Nigdy nie przyszło mi wtedy do głowy, że mała będzie taka jaka jest teraz już przed 3 urodzinami. Chciałam wierzyć w cuda ale realia na początku były inne. Często zaciskałam zęby, łzy miałam w oczach widząc przykurcz lewej rączki (wyobraźnia dopowiadała swój scenariusz) i wiedziałam, że czas działa na niekorzyść.  Że może się nie skończyć tylko na rączce... Miałam od początku ogromne wsparcie od e-ciotek, które służyły dobrą radą, czasem po prostu wirtualnie przytulały gdy dopadał nas dół i koszmarne zmęczenie, kiedy na chwilę nasza wiara gdzieś się ulatniała... Nigdy pewnie nie będę miała możliwości odwdzięczyć się wszystkim, tyle osób już nas wsparło... Ostatnio otrzymaliśmy niespodziankę, rzecz tak zwyczajną a dla nas z powodów finansowych nieosiągalną. Niestety każda złotówka jest w pierwszej kolejności wydawana na potrzeby Paulinki, na ośrodek wsparcia, gdzie mała ma pobyt dzienny i terapie, na dojazdy, na lekarzy, leki, pieluchy... Tym bardziej jestem wdzięczna za pomoc ciociom z forum BB za niespodziankę, Gosi dziękuję za przemiłe choć krótkie spotkanie (wciąż mam nadzieję, ze i mnie uda się dojechać na Dolny Śląsk).

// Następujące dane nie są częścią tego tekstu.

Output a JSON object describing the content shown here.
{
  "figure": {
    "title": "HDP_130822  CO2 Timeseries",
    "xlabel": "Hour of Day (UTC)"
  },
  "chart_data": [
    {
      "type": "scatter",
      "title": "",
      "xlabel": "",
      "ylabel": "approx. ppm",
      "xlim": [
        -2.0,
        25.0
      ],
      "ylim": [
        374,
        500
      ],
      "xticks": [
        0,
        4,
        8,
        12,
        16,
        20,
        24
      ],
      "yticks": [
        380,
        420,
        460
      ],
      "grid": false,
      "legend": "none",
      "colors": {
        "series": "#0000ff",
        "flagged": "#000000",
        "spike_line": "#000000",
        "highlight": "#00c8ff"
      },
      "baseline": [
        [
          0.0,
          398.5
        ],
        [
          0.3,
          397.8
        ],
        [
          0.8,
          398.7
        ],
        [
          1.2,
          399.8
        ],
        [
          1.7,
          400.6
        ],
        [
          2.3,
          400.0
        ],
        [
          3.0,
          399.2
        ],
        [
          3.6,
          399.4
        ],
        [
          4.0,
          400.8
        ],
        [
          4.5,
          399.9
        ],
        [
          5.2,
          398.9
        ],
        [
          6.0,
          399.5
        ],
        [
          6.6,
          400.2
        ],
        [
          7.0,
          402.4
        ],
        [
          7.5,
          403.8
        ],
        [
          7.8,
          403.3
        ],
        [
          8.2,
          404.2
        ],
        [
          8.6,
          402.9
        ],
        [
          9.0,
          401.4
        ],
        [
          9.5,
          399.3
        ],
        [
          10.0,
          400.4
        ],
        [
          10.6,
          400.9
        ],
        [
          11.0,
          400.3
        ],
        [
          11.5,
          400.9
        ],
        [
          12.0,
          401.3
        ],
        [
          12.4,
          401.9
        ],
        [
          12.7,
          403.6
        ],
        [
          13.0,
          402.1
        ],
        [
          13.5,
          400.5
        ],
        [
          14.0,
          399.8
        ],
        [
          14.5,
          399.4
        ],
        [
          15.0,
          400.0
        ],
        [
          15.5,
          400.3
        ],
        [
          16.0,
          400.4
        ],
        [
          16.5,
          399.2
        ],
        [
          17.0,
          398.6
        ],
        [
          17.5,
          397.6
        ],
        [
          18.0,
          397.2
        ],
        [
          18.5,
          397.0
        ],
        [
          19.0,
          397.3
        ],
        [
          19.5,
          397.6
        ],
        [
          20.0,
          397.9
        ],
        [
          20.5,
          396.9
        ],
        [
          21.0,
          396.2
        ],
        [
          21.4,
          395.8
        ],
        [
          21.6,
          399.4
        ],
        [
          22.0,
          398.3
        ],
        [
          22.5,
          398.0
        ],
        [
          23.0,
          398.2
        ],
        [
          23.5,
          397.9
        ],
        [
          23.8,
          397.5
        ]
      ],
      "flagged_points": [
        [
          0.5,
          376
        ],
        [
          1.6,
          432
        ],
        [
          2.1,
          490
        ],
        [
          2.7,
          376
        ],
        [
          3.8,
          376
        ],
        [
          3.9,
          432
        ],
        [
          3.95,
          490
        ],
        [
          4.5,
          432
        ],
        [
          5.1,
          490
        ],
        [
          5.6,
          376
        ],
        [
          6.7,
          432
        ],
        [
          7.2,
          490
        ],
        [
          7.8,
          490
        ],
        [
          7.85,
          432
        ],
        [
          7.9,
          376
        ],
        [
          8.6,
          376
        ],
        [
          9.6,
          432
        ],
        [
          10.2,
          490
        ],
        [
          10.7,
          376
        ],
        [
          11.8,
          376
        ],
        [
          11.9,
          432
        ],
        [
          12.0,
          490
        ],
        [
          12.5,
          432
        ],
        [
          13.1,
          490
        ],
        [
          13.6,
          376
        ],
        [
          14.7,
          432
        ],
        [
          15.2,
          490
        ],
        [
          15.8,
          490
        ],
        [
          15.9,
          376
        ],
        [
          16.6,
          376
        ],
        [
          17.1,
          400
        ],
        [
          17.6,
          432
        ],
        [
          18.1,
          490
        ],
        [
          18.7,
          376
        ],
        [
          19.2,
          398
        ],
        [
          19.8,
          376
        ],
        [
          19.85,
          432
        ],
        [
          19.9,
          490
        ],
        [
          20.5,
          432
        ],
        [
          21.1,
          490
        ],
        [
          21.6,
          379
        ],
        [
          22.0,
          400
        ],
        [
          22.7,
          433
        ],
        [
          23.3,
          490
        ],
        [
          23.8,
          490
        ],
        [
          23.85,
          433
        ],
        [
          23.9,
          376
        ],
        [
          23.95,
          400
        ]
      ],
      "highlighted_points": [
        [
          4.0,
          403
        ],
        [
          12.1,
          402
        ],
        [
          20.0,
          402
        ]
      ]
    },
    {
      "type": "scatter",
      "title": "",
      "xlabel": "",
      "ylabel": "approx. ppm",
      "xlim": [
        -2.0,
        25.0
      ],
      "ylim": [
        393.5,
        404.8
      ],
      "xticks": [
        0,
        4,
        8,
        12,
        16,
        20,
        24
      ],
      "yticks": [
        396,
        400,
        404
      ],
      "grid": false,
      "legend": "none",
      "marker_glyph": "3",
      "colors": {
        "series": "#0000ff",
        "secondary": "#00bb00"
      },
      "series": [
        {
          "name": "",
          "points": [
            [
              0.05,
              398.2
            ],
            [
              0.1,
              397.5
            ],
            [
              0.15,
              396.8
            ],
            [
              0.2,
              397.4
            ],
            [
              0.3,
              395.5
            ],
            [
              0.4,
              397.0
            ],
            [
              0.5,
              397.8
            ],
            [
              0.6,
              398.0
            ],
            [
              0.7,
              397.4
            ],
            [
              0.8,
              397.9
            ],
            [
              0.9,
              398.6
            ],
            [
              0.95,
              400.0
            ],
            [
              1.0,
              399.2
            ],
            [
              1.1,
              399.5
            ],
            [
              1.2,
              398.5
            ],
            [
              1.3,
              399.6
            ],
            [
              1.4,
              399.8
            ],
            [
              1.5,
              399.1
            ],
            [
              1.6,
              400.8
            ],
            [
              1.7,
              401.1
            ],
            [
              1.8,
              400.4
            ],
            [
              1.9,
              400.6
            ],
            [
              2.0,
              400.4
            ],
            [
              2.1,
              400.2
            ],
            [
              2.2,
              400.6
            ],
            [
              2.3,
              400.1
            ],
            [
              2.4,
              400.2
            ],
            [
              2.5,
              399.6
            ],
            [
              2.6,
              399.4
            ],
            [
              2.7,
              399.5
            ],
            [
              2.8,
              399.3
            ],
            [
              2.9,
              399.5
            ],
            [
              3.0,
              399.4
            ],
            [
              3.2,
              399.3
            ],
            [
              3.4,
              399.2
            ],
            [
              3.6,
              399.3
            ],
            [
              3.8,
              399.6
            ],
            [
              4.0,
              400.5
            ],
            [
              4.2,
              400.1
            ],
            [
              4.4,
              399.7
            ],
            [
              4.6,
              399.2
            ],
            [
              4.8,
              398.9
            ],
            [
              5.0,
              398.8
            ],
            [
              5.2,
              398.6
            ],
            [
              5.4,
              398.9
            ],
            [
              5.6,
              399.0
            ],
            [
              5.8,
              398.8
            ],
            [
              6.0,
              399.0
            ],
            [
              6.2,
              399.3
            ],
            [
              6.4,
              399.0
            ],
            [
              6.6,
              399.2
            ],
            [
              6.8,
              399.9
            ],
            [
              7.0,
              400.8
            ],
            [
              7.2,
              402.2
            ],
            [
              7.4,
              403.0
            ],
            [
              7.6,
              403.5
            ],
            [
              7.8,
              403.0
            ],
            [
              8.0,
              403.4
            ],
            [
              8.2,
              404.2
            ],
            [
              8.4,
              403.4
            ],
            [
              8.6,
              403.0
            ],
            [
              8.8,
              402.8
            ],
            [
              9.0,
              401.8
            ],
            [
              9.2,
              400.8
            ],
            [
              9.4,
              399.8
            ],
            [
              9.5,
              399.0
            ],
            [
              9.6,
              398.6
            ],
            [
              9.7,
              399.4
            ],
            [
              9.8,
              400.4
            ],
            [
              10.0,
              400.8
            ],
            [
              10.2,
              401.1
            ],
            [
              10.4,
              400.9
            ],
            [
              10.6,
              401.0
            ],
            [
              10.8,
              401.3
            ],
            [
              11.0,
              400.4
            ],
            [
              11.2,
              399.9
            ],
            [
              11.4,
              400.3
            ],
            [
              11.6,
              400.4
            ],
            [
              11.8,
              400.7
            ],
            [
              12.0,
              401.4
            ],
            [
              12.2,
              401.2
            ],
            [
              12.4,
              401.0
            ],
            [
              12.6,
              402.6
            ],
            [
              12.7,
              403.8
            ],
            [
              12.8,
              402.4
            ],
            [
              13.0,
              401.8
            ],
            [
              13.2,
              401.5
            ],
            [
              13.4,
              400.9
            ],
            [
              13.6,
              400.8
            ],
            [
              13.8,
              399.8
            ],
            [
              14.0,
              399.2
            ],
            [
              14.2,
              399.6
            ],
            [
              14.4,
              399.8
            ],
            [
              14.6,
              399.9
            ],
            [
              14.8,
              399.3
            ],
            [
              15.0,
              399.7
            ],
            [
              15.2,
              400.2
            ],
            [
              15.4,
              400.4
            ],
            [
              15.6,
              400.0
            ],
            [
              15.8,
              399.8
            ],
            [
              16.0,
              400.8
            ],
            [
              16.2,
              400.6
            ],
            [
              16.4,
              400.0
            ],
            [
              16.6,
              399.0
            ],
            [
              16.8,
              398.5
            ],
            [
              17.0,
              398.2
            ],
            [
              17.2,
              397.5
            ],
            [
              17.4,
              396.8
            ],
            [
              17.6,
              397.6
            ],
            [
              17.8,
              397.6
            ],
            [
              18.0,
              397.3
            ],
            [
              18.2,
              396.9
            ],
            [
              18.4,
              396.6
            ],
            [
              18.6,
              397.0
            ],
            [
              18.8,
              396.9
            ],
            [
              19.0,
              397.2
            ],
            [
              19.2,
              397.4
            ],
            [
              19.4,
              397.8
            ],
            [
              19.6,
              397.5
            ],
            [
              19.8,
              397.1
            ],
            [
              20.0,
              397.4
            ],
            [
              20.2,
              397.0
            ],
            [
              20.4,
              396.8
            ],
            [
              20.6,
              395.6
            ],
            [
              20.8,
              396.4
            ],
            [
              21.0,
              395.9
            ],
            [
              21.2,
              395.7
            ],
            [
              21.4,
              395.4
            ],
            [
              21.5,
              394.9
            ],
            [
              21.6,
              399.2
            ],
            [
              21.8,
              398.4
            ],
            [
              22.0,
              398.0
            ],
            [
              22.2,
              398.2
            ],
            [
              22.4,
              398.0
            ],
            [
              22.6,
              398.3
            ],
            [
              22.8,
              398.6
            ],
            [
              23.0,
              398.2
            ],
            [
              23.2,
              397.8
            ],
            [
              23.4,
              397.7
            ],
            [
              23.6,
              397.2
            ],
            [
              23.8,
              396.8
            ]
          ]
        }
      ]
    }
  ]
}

Chciałabym poznać każdą osobę z osobna choć to nie możliwe na tę chwilę ale nie niewykonalne w przyszłości;)
Dziękuję również Arturowi, że wciąż o nas pamięta. Mojej siostrze Ani, która sama boryka się z problemami a mimo to pamięta o chrześnicy. I mojemu bratu, który zawsze nas wspiera kiedy dołek finansowy jest już nie do ogarnięcia i za kalendarzyki, które już są wydrukowane, podobno śliczne, ale to zobaczymy w przyszłym tygodniu jak będziemy już w Sulejówku. 

Chyba już mogę po cichutku mówić, że Paulinka wychodzi ze swojej skorupy, że zaczyna być znów taką radosną uśmiechniętą dziewczynką. Ma milion pomysłów na minutę, nie są bez sensu, są przemyślane, konkretne... Celowe zachowania, coraz mniej stereotypii.. i te piękne pojedyncze słówka, które próbuje powtarzać. Nawet zniekształcone są piękne bo w ogóle są. A mogło ich nie być. I dziś taki cytat przeczytałam i jakoś nie może mi wyjść on z głowy:

"Kiedy się czegoś mocno pragnie, to cały wszechświat działa potajemnie na naszą korzyść"  P. Coelho.

Bo cytat główny z bloga nie jest przecież przypadkiem i daje mi siłę w chwilach słabości tak samo jak dobre Anioły, które są wtedy gdy jest bardzo źle... 

Na koniec wrzucam projekt kalendarzyka, który po raz kolejny zrobił mój brat. 



PS. Jeszcze nie tak dawno pisałam, że Paulinka nie umie podziękować a tu niespodzianka, Niunia umie powiedzieć "dziękuję" i to jest jeden z tych kopniaków, które dają mi nadzieję. Będzie dobrze, nie może być inaczej.